Le long-métrage : miroir du cinéaste et d’une époque

 Si les metteurs en scène passent aisément d’une œuvre à un autre, il n’en demeure pas moins qu’ils ressemblent étrangement aux films pour lesquels ils sont conviés. Tels des miroirs, ils reflètent au mieux la personnalité du cinéaste. Ainsi, l’interview de Patrice Leconte fait écho au film Tandem, emprunts d’une certaine pudeur et de retenue, alors que la joie non dissimulée et le partage dont fait preuve d’Eric Toledano parcourt de bout en bout Intouchables. Bertrand Blier, quant à lui, est en parfaite symbiose avec les Valseuses, au discours anarchique proche d’un je-m’en-foutisme que l’on retrouve dans les personnages de Gérard Depardieu et de Patrick Dewaere.

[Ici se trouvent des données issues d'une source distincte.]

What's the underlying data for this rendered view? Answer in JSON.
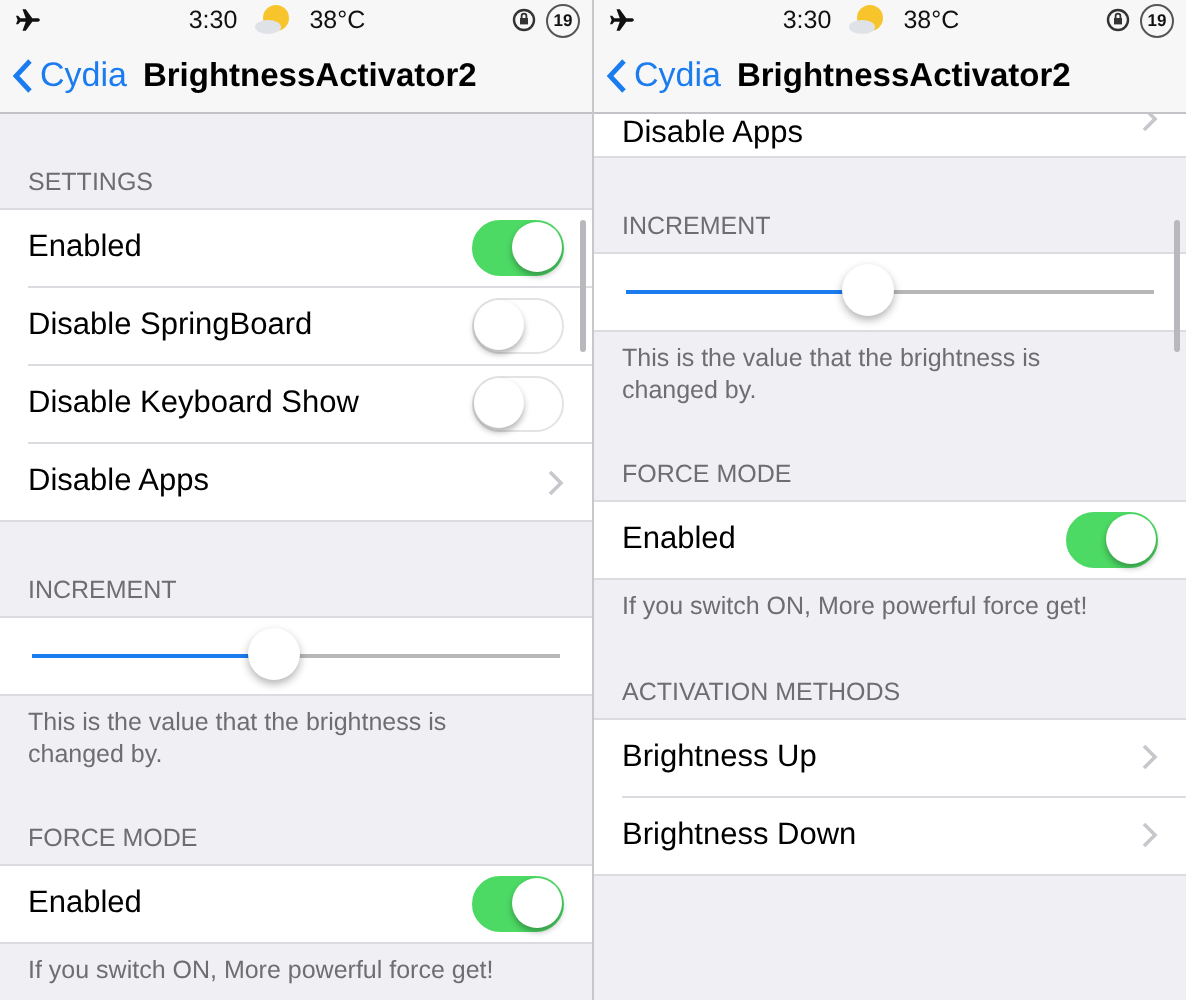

Le Septième Art se fait alors le miroir d’une société en pleine mutation, les cinéastes, des témoins privilégiés de cette époque.

 Mais le cinéma, c’est aussi l’engagement, à l’image de celui de Costa-Gavras, convié pour parler de Z et dans lequel il dénonçait le néofascisme d’alors, à travers la dictature des colonels instaurés en 1967 en Grèce. Enfin, invité pour son prémonitoire Dupont Lajoie, le cinéaste Yves Boisset trempe sa caméra dans le vitriol et n’hésite pas à filmer la montée du racisme ordinaire, plus que jamais d’actualité.

 Gageons que l’entêtant générique du clan des siciliens soit reconduit l’an prochain sur Europe 1.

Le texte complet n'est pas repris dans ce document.